Limitations include the fact that the imaging modality was chosen by the treating physician, potentially causing selection bias. Over the 8-year course of cohort accumulation, an increasing proportion of patients were evaluated with CT.

  1. Multimodal CT screening of ischemic stroke patients beyond the 4.5-hour time window for IV thrombolysis or with unknown time of onset led to equivalent safety and clinical outcomes and faster door-to-needle times than MRI screening, a retrospective cohort study showed.
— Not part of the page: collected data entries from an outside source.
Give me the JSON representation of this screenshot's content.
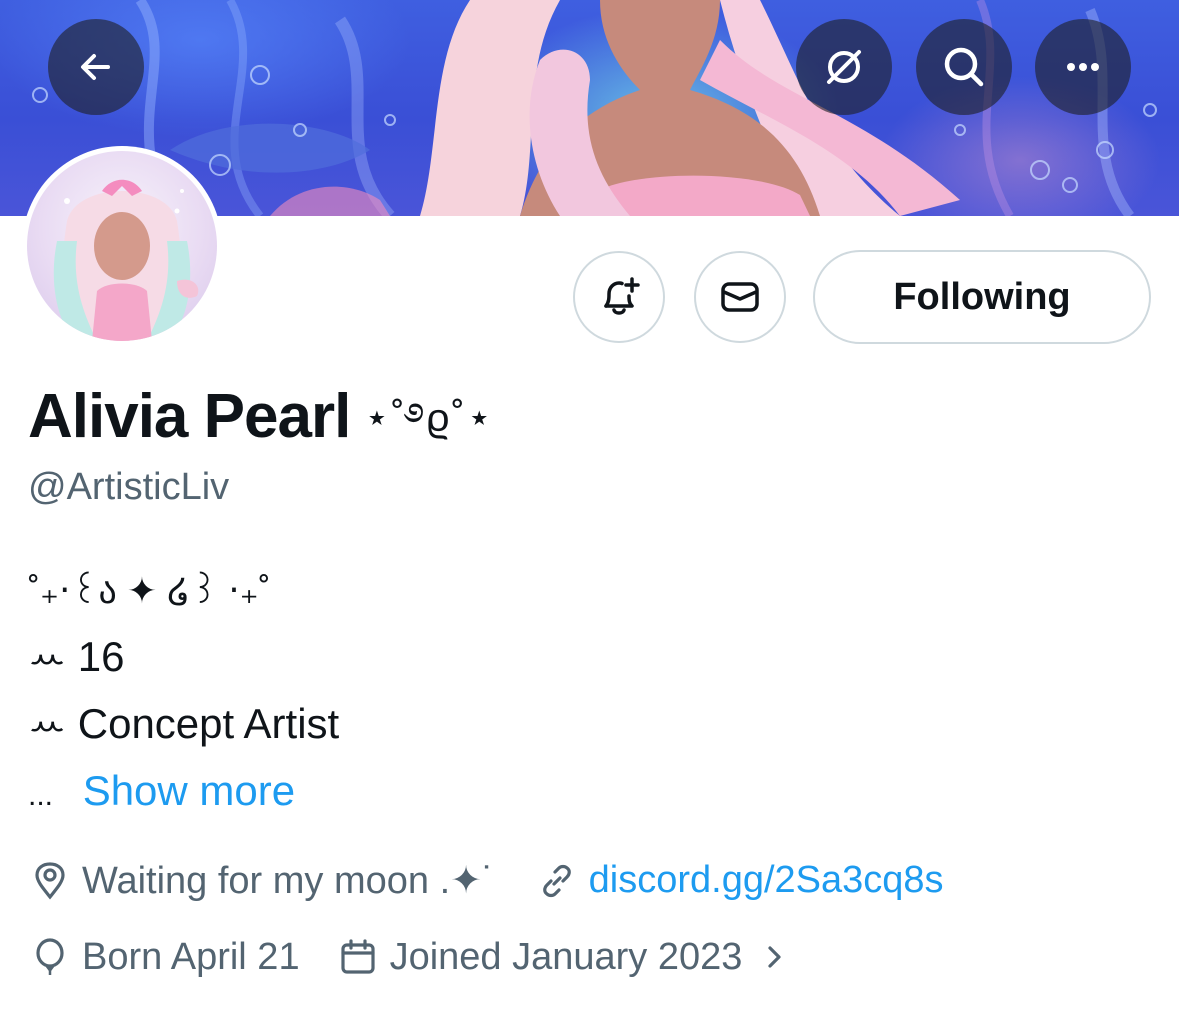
{
  "header": {
    "back_icon": "arrow-left-icon",
    "grok_icon": "grok-icon",
    "search_icon": "search-icon",
    "more_icon": "more-dots-icon"
  },
  "actions": {
    "notify_icon": "bell-plus-icon",
    "message_icon": "envelope-icon",
    "following_label": "Following"
  },
  "profile": {
    "name": "Alivia Pearl",
    "name_decoration": "⋆˚࿔ϱ˚⋆",
    "handle": "@ArtisticLiv"
  },
  "bio": {
    "line1": "˚₊‧꒰ა ✦ ໒꒱ ‧₊˚",
    "line2": "ꕀ 16",
    "line3": "ꕀ Concept Artist",
    "ellipsis": "...",
    "show_more": "Show more"
  },
  "meta": {
    "location": "Waiting for my moon .✦˙",
    "website": "discord.gg/2Sa3cq8s",
    "birthday": "Born April 21",
    "joined": "Joined January 2023"
  },
  "colors": {
    "accent": "#1d9bf0",
    "secondary_text": "#536471",
    "border": "#cfd9de"
  }
}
  2. This study provides Class IV evidence that for patients with ischemic stroke in the extended or unknown time window, imaging-based selection for IV-thrombolysis by multimodal CT compared to MRI led to shorter door-to-needle times.

Paul Smyth, MD, Contributing Writer, BreakingMED™

The study had no targeted funding.

The researchers reported no disclosures.

The editorialist reported grant funding from Genentech for OPTIMIST and was a site PI for TIMELESS.